Dimana, kewenangan ini dipengaruhi oleh lokasi,
penggunaan, manfaat, dan urusan strategis.
UU Kehutanan beserta peraturan pelaksananya telah
memberikan lahan yang jelas bagi masing-masing
kewenangan. Kewenangan tersebut disesuaikan dengan
kawasan dan arealnya. Jadi, kewenangan terhadap suatu
daerah diberikan kepada bupati/walikota setempat,
apabila lintas kabupaten/kota diberikan kepada
Gubernur, dan apabila lintas provinsi diberikan kepada
Menteri, dengan pengecualian pemberian Izin Usaha
Pemanfaatan Hasil Hutan Hasil Kayu (IUPHHHK) yang
diberikan khusus oleh Menteri dengan pertimbangan
Gubernur yang didapat dari pertimbangan
bupati/walikota. Hal ini tentu saja sudah sesuai dengan
prinsip-prinsip umum yang dianut dalam pembagian
19
kewenangan antara pemerintah pusat dan pemerintah
daerah.
Namun, yang menjadi masalah adalah Pasal 14 dari
UU Pemerintahan Daerah yang menyatakan bahwa:
(1) Penyelenggaraan Urusan Pemerintahan bidang
kehutanan, kelautan, serta energy dan sumber
daya mineral dibagi antara Pemerintah Pusat dan
Daerah Provinsi.
(2) Urusan Pemerintahan bidang kehutanan
sebagaimana dimaksud pada ayat (1) yang
berkaitan dengan pengelolaan taman hutan raya
kabupaten/kota menjadi kewenangan Daerah
kabupaten/kota.
Dan Pasal 15 UU Pemerintahan Daerah, yaitu:
(1) Pembagian urusan pemerintahan konkuren antara
Pemerintah Pusat dan Daerah provinsi serta
Daerah kabupaten/kota tercantum dalam Lampiran
yang merupakan bagian yang tidak terpisahkan
dari Undang-Undang ini.
Dari pasal-pasal diatas dan juga lampiran dari UU
Pemerintahan Daerah, dapat dilihat bahwa daerah
kabupaten/kota tidak memiliki kewenangan sama sekali
kecuali mengenai pengelolaan taman hutan raya
kabupaten/kota. Berbeda halnya dengan yang diatur oleh
UU Kehutanan, bahwa Bupati/Walikota memiliki kewenangan
20
dalam wilayahnya. Di dalam UU Kehutanan, prinsip
otonomi daerah pada tingkat kabupaten/kota
terimplimentasi dengan baik.
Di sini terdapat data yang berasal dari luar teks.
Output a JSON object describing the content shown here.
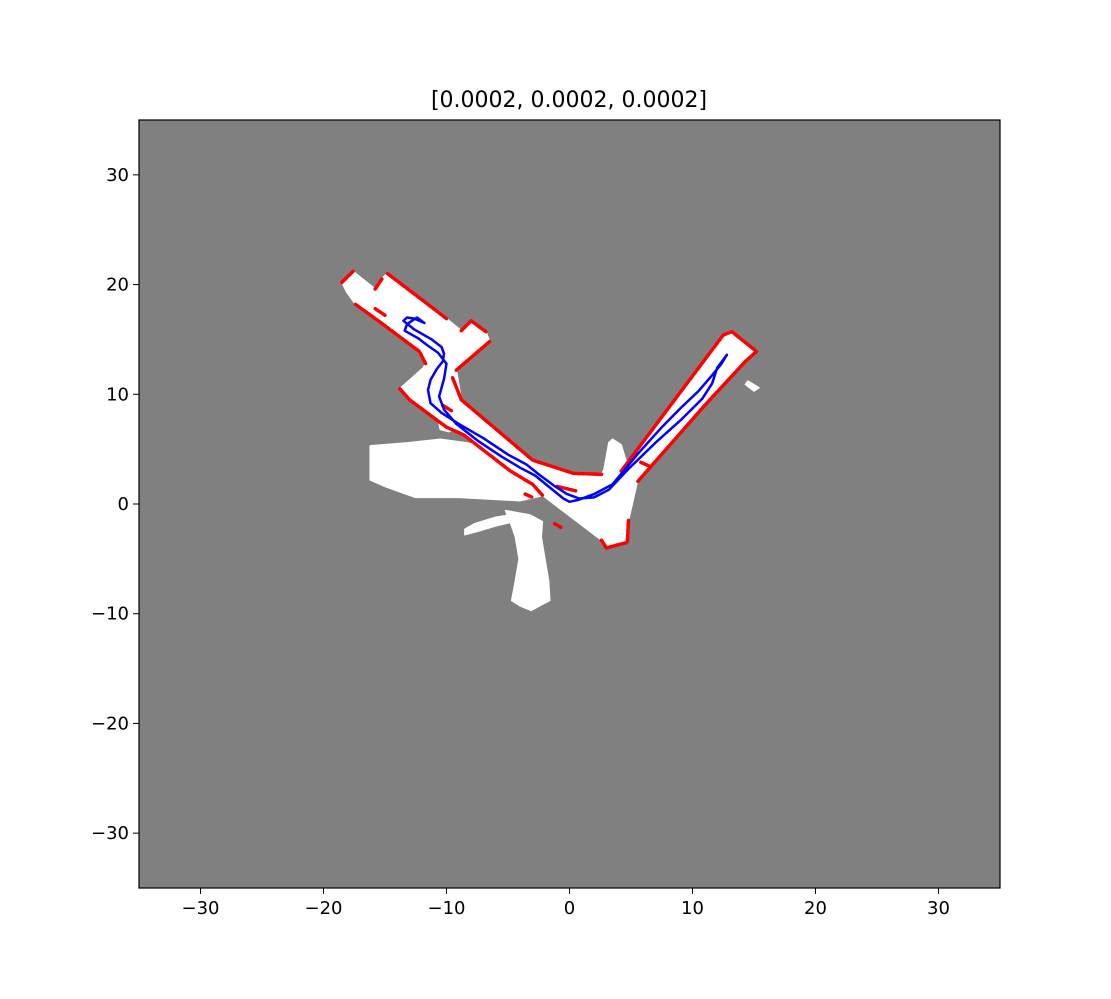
{
  "chart_data": {
    "type": "scatter",
    "title": "[0.0002, 0.0002, 0.0002]",
    "xlabel": "",
    "ylabel": "",
    "xlim": [
      -35,
      35
    ],
    "ylim": [
      -35,
      35
    ],
    "xticks": [
      -30,
      -20,
      -10,
      0,
      10,
      20,
      30
    ],
    "yticks": [
      30,
      20,
      10,
      0,
      -10,
      -20,
      -30
    ],
    "xtick_labels": [
      "−30",
      "−20",
      "−10",
      "0",
      "10",
      "20",
      "30"
    ],
    "ytick_labels": [
      "30",
      "20",
      "10",
      "0",
      "−10",
      "−20",
      "−30"
    ],
    "grid": false,
    "colors": {
      "unknown": "#808080",
      "free": "#ffffff",
      "occupied": "#ff0000",
      "trajectory": "#0000ff"
    },
    "free_space_polygons": [
      [
        [
          -18.5,
          20.2
        ],
        [
          -17.6,
          21.2
        ],
        [
          -15.8,
          19.6
        ],
        [
          -15.2,
          20.6
        ],
        [
          -14.8,
          21.0
        ],
        [
          -12.8,
          19.3
        ],
        [
          -10.0,
          16.9
        ],
        [
          -8.8,
          15.8
        ],
        [
          -8.0,
          16.7
        ],
        [
          -6.8,
          15.7
        ],
        [
          -6.5,
          14.8
        ],
        [
          -9.2,
          12.2
        ],
        [
          -8.8,
          9.5
        ],
        [
          -3.0,
          4.0
        ],
        [
          0.3,
          2.8
        ],
        [
          2.6,
          2.7
        ],
        [
          3.5,
          4.6
        ],
        [
          4.2,
          3.0
        ],
        [
          12.5,
          15.4
        ],
        [
          13.2,
          15.7
        ],
        [
          15.2,
          13.9
        ],
        [
          14.3,
          13.0
        ],
        [
          11.0,
          9.0
        ],
        [
          5.5,
          2.0
        ],
        [
          4.8,
          -1.5
        ],
        [
          4.7,
          -3.5
        ],
        [
          3.0,
          -4.0
        ],
        [
          2.6,
          -3.3
        ],
        [
          -2.2,
          0.8
        ],
        [
          -3.0,
          1.8
        ],
        [
          -4.8,
          3.0
        ],
        [
          -8.6,
          6.3
        ],
        [
          -10.0,
          7.0
        ],
        [
          -13.0,
          9.5
        ],
        [
          -13.8,
          10.5
        ],
        [
          -12.8,
          11.5
        ],
        [
          -11.9,
          12.4
        ],
        [
          -11.7,
          12.8
        ],
        [
          -12.2,
          13.9
        ],
        [
          -15.3,
          16.5
        ],
        [
          -17.4,
          18.2
        ],
        [
          -18.1,
          19.3
        ]
      ],
      [
        [
          -16.2,
          5.3
        ],
        [
          -13.0,
          5.6
        ],
        [
          -10.5,
          5.9
        ],
        [
          -8.5,
          5.6
        ],
        [
          -7.0,
          5.3
        ],
        [
          -5.0,
          4.0
        ],
        [
          -4.0,
          3.6
        ],
        [
          -2.0,
          0.8
        ],
        [
          -4.0,
          0.3
        ],
        [
          -9.0,
          0.6
        ],
        [
          -12.5,
          0.6
        ],
        [
          -13.3,
          0.9
        ],
        [
          -15.0,
          1.6
        ],
        [
          -16.2,
          2.2
        ]
      ],
      [
        [
          -8.5,
          -2.8
        ],
        [
          -7.5,
          -2.5
        ],
        [
          -6.0,
          -2.0
        ],
        [
          -4.5,
          -1.6
        ],
        [
          -3.8,
          -1.3
        ],
        [
          -4.3,
          -0.9
        ],
        [
          -6.0,
          -1.2
        ],
        [
          -7.7,
          -1.8
        ],
        [
          -8.5,
          -2.3
        ]
      ],
      [
        [
          -5.2,
          -0.6
        ],
        [
          -4.8,
          -1.7
        ],
        [
          -4.4,
          -3.0
        ],
        [
          -4.1,
          -5.0
        ],
        [
          -4.4,
          -7.0
        ],
        [
          -4.7,
          -8.8
        ],
        [
          -4.0,
          -9.3
        ],
        [
          -3.1,
          -9.7
        ],
        [
          -2.3,
          -9.2
        ],
        [
          -1.6,
          -8.8
        ],
        [
          -1.7,
          -7.0
        ],
        [
          -2.0,
          -5.0
        ],
        [
          -2.3,
          -3.0
        ],
        [
          -2.2,
          -1.6
        ],
        [
          -3.2,
          -1.0
        ]
      ],
      [
        [
          -10.6,
          7.3
        ],
        [
          -9.8,
          7.1
        ],
        [
          -9.3,
          6.8
        ],
        [
          -9.8,
          6.6
        ],
        [
          -10.5,
          6.8
        ]
      ],
      [
        [
          2.8,
          3.1
        ],
        [
          3.2,
          5.6
        ],
        [
          3.5,
          5.9
        ],
        [
          4.2,
          5.4
        ],
        [
          4.6,
          3.9
        ],
        [
          3.9,
          2.9
        ]
      ],
      [
        [
          14.5,
          11.2
        ],
        [
          15.4,
          10.6
        ],
        [
          15.0,
          10.3
        ],
        [
          14.3,
          10.9
        ]
      ]
    ],
    "wall_segments": [
      [
        [
          -18.5,
          20.2
        ],
        [
          -17.6,
          21.2
        ]
      ],
      [
        [
          -15.8,
          19.6
        ],
        [
          -15.2,
          20.6
        ]
      ],
      [
        [
          -14.8,
          21.0
        ],
        [
          -12.8,
          19.3
        ],
        [
          -10.0,
          16.9
        ]
      ],
      [
        [
          -8.8,
          15.8
        ],
        [
          -8.0,
          16.7
        ],
        [
          -6.8,
          15.7
        ]
      ],
      [
        [
          -6.5,
          14.8
        ],
        [
          -9.2,
          12.2
        ]
      ],
      [
        [
          -11.7,
          12.8
        ],
        [
          -12.2,
          13.9
        ],
        [
          -15.3,
          16.5
        ],
        [
          -17.4,
          18.2
        ]
      ],
      [
        [
          -13.8,
          10.5
        ],
        [
          -13.0,
          9.5
        ],
        [
          -10.0,
          7.0
        ],
        [
          -8.6,
          6.3
        ],
        [
          -4.8,
          3.0
        ],
        [
          -3.0,
          1.8
        ],
        [
          -2.2,
          0.8
        ]
      ],
      [
        [
          -9.5,
          11.5
        ],
        [
          -8.8,
          9.5
        ]
      ],
      [
        [
          -8.8,
          9.5
        ],
        [
          -3.0,
          4.0
        ],
        [
          0.3,
          2.8
        ],
        [
          2.6,
          2.7
        ]
      ],
      [
        [
          4.2,
          3.0
        ],
        [
          12.5,
          15.4
        ],
        [
          13.2,
          15.7
        ],
        [
          15.2,
          13.9
        ],
        [
          14.3,
          13.0
        ]
      ],
      [
        [
          14.3,
          13.0
        ],
        [
          11.0,
          9.0
        ],
        [
          5.5,
          2.0
        ]
      ],
      [
        [
          4.8,
          -1.5
        ],
        [
          4.7,
          -3.5
        ],
        [
          3.0,
          -4.0
        ],
        [
          2.6,
          -3.3
        ]
      ],
      [
        [
          -1.0,
          1.6
        ],
        [
          0.5,
          1.2
        ]
      ],
      [
        [
          -3.6,
          0.9
        ],
        [
          -3.0,
          0.6
        ]
      ],
      [
        [
          -15.8,
          17.8
        ],
        [
          -15.0,
          17.2
        ]
      ],
      [
        [
          -10.3,
          9.0
        ],
        [
          -9.6,
          8.5
        ]
      ],
      [
        [
          5.8,
          3.8
        ],
        [
          6.6,
          3.4
        ]
      ],
      [
        [
          -1.2,
          -1.8
        ],
        [
          -0.6,
          -2.2
        ]
      ]
    ],
    "trajectory": [
      [
        -11.8,
        16.5
      ],
      [
        -12.6,
        16.9
      ],
      [
        -13.2,
        17.0
      ],
      [
        -13.5,
        16.7
      ],
      [
        -12.6,
        15.9
      ],
      [
        -11.2,
        15.0
      ],
      [
        -10.4,
        14.3
      ],
      [
        -10.2,
        13.7
      ],
      [
        -10.3,
        13.0
      ],
      [
        -10.8,
        12.3
      ],
      [
        -11.3,
        11.3
      ],
      [
        -11.5,
        10.4
      ],
      [
        -11.3,
        9.2
      ],
      [
        -10.4,
        8.3
      ],
      [
        -9.0,
        7.3
      ],
      [
        -7.0,
        6.0
      ],
      [
        -5.0,
        4.5
      ],
      [
        -3.5,
        3.6
      ],
      [
        -2.5,
        2.7
      ],
      [
        -1.3,
        1.7
      ],
      [
        -0.2,
        0.9
      ],
      [
        0.8,
        0.5
      ],
      [
        2.0,
        0.6
      ],
      [
        3.2,
        1.3
      ],
      [
        4.8,
        3.2
      ],
      [
        7.0,
        5.6
      ],
      [
        9.0,
        7.6
      ],
      [
        10.8,
        9.6
      ],
      [
        11.6,
        11.0
      ],
      [
        12.0,
        12.4
      ],
      [
        12.8,
        13.6
      ],
      [
        12.3,
        12.7
      ],
      [
        11.5,
        11.6
      ],
      [
        10.5,
        10.3
      ],
      [
        9.0,
        8.7
      ],
      [
        7.5,
        7.0
      ],
      [
        5.5,
        4.5
      ],
      [
        3.5,
        1.8
      ],
      [
        2.0,
        0.9
      ],
      [
        0.8,
        0.4
      ],
      [
        0.0,
        0.2
      ],
      [
        -0.5,
        0.5
      ],
      [
        -1.6,
        1.5
      ],
      [
        -2.8,
        2.6
      ],
      [
        -4.0,
        3.3
      ],
      [
        -5.5,
        4.3
      ],
      [
        -7.5,
        5.8
      ],
      [
        -9.2,
        7.3
      ],
      [
        -10.2,
        8.6
      ],
      [
        -10.6,
        9.8
      ],
      [
        -10.2,
        11.4
      ],
      [
        -10.0,
        12.8
      ],
      [
        -10.7,
        13.8
      ],
      [
        -11.6,
        14.5
      ],
      [
        -12.3,
        15.1
      ],
      [
        -13.4,
        15.8
      ],
      [
        -13.2,
        16.4
      ],
      [
        -12.4,
        17.0
      ],
      [
        -11.8,
        16.5
      ]
    ]
  }
}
Berbeda halnya dengan
peraturan pengecualian dalam Pasal 14, Pasal 15, dan
Lampiran UU Pemerintahan Daerah, yang mengkerdilkan
kewenangan Bupati/Walikota.
Di dalam lampiran UU Pemerintahan Daerah juga
dapat terlihat bahwa mengenai pengawasan kehutanan,
dilakukan oleh Pemerintah Pusat. Padahal, di dalam UU
Kehutanan juga disebutkan bahwa Pemerintah Daerah juga
wajib melaksanakan pengawasan.
Dari beberapa penjelasan diatas, dapat dilihat
bahwa sebenarnya UU Pemerintahan Daerah dan UU Kehutana
ini sudah berjalan dengan prinsip umum yang sama yaitu
otonomi daerah. Namun, penjabarannya di dalam lampiran
UU Pemerintahan Daerah mengakibatkan ketidakjelasan dan
ketidaksinkronan pengaturan mengenai kehutanan antara
pusat dan daerah. Sehingga, lampiran UU ini malah
membuat kebingungan pengaturan dalam sektor kehutanan.